La pêche à l'asticot.

asticot

Que dire ? Commençons par le commencement

L'asticot est une larve d'insecte, au même titre que le porte-bois, la petite bête et bien d'autre encore. Je parle de cela en premier car, a mon avis, la première aberration est là. Comment peut on interdire l'emploi d'un appât à un certain stade de son développement, alors que son cycle suivant, la mouche est autorisé ?
Venons en à la pratique. Cette larve est donc un appât naturel qui peut éventuellement se trouver naturellement dans l'eau et être ingéré par les poissons. Il n'en est rien car peu de bêtes pourrissent aujourd'hui au bord des cours d'eau, malgré que ce ne soit pas qu'anecdotique. Pour ma part, je pratique la pêche à l'asticot de deux façons, au toc et au bouchon.

enfiler un asticot

Concernant la première technique, le mot " toc " est à bannir, car depuis de nombreuses années, les poissons ont acquis une méfiance telle envers cet appât que la détection de la touche autre que visuellement mène en général à un " raté ". Je pêche en général assez fin, 10 ou 8 centièmes avec des hameçons variant de 16 à 22. Actuellement, c'est la seule solution pour tromper efficacement les truites, qui se méfient de l'asticot, du moins dans les rivières où il est autorisé. Il est très rare ( hormis les gros spécimens ) que le poisson engame. Je dirais qu'un ferrage efficace se calcule en dixième de secondes, donc l'hameçon est en général planté sur le devant ou le côté de la bouche ( petite astuce : quand on " pêche bien ", je parle de la tenue de ligne, l'hameçon est planté du côté où on pêche, mais ne le répétez pas ). Il faut également escher son asticot. Et là, messieurs, patience et persévérance sont de mise. Les ¾ des pêcheurs n'enfilent pas correctement leurs asticots ( et comme disait Henri SOUEIX et mon oncle, compagnons de pêche, " asticot mal esché, truite manquée !).Maintes fois vérifié. DE plus, il faut recommencer cette opération délicate toutes les 3 ou 4 coulées pour avoir sans arrêt, un appât le plus naturel possible.
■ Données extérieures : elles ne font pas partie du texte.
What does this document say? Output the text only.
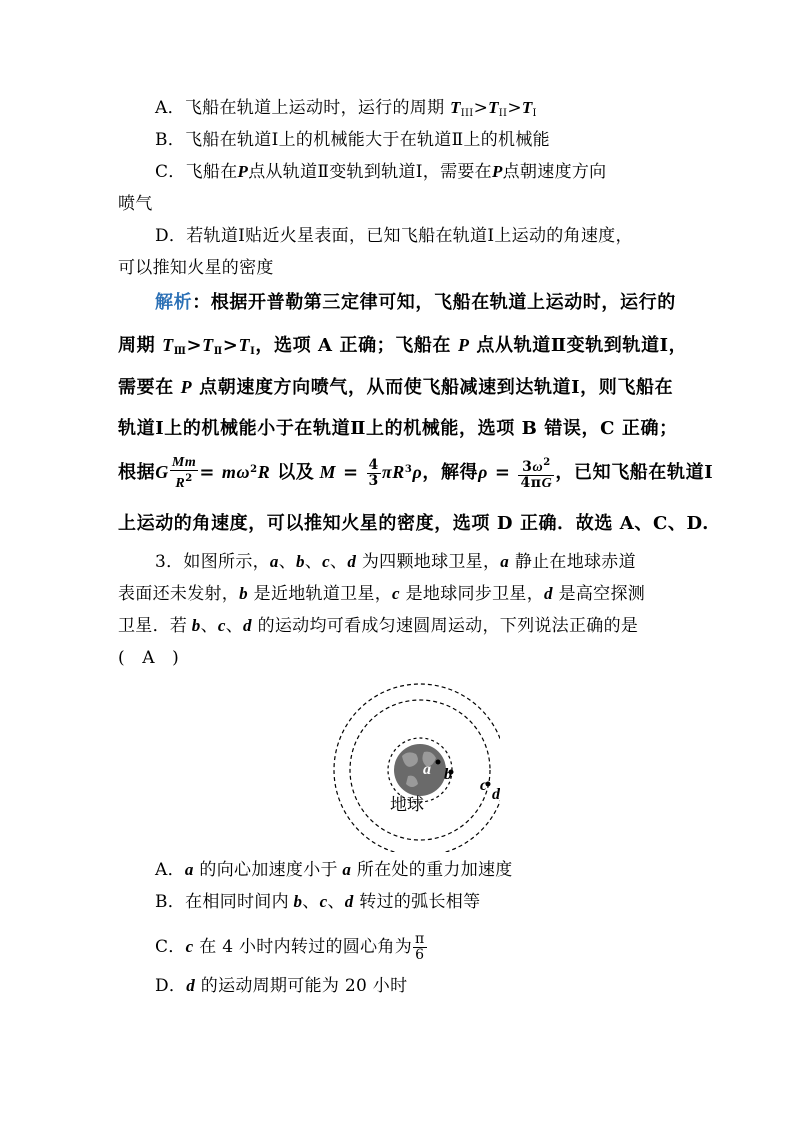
A．飞船在轨道上运动时，运行的周期 $T_{III}>T_{II}>T_I$
B．飞船在轨道Ⅰ上的机械能大于在轨道Ⅱ上的机械能
C．飞船在P点从轨道Ⅱ变轨到轨道Ⅰ，需要在P点朝速度方向
喷气
D．若轨道Ⅰ贴近火星表面，已知飞船在轨道Ⅰ上运动的角速度，
可以推知火星的密度
解析：根据开普勒第三定律可知，飞船在轨道上运动时，运行的
周期 $T_Ⅲ>T_Ⅱ>T_Ⅰ$，选项 A 正确；飞船在 P 点从轨道Ⅱ变轨到轨道Ⅰ，
需要在 P 点朝速度方向喷气，从而使飞船减速到达轨道Ⅰ，则飞船在
轨道Ⅰ上的机械能小于在轨道Ⅱ上的机械能，选项 B 错误，C 正确；
根据G $\frac{Mm}{R^2} = m\omega^2R$ 以及 $M = \frac{4}{3} \pi R^3\rho$，解得$\rho = \frac{3\omega^2}{4\pi G}$ ，已知飞船在轨道Ⅰ
上运动的角速度，可以推知火星的密度，选项 D 正确．故选 A、C、D.
3．如图所示，a、b、c、d 为四颗地球卫星，a 静止在地球赤道
表面还未发射，b 是近地轨道卫星，c 是地球同步卫星，d 是高空探测
卫星．若 b、c、d 的运动均可看成匀速圆周运动，下列说法正确的是
(　A　)
a b
c
d
地球
A．a 的向心加速度小于 a 所在处的重力加速度
B．在相同时间内 b、c、d 转过的弧长相等
C．c 在 4 小时内转过的圆心角为 $\frac{\pi}{6}$
D．d 的运动周期可能为 20 小时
Concernant la seconde technique, le bouchon, elle se pratique avec une canne anglaise et un bouchon type anglaise. Personnellement, je pratique sur des parties de cours d'eau très lente, qui ne serait pas péchables autrement ( a l'asticot). Le seul inconvénient, vu la méfiance des truites et la lenteur du cours d'eau, c'est que pour être rentable, en terme de touches, il faut souvent pêcher très fin. Je descend souvent en 6 centièmes et je n'ai pas besoin de vous faire de dessin, le rapport truite à l'épuisette/touche est déplorable. Mais, c'est là tout l'art de leurrer le poisson et non celui de remplir le congélo, comme le croient certains.

Truite fario

Soulevons maintenant le problème de l'amorçage. Certes, il existe encore quelques irréductibles qui appâtent comme des idiots, mais le seul résultat qu'ils obtiennent, est soit de prendre quelques bassines qui sont rappelées par leur instinct de pisciculture, soit d'effrayer la quasi-totalité des truites en poste. Je parcours assez les rives pour affirmer qu'aujourd'hui, il reste très peu de " gros appâteurs " , surement beaucoup moins que de pêcheurs qui gardent les truites non maillées, qui ne respectent pas les heures légales et font durer le coup du soir, j'en passe et des meilleures. Essayez, hors ouverture ou en seconde catégorie, d'approcher une truite et de lui balancer une poignée d'asticots; elle fuit immédiatement. Il n'y a que dans les réserves où elles bouffent même les mégots de clope, qu'elles se jettent dessus comme la misère sur le pauvre. Puis, on va nous parler de la légende urbaine de l'asticot tueur de truites. Débilité. Et si une quelconque étude avait prouvé le contraire, y aurait-il des gens assez idiots pour autoriser l'amorçage en 2eme catégorie. Les asticots y sont moins méchants ? Ou alors ils sont intelligents, ils ne tuent que les truites, pas le poisson blanc... BLABLA

Que dire de plus sur cette pratique si fine et difficile : RIEN. Laissons les asticoteurs asticoter, les moucheurs moucher, les vaironneurs vaironner..... etc..... et arrêtons les pollueurs de polluer, mais de grâce n'accusons pas un appât ou une technique des maux de nos rivières à truites.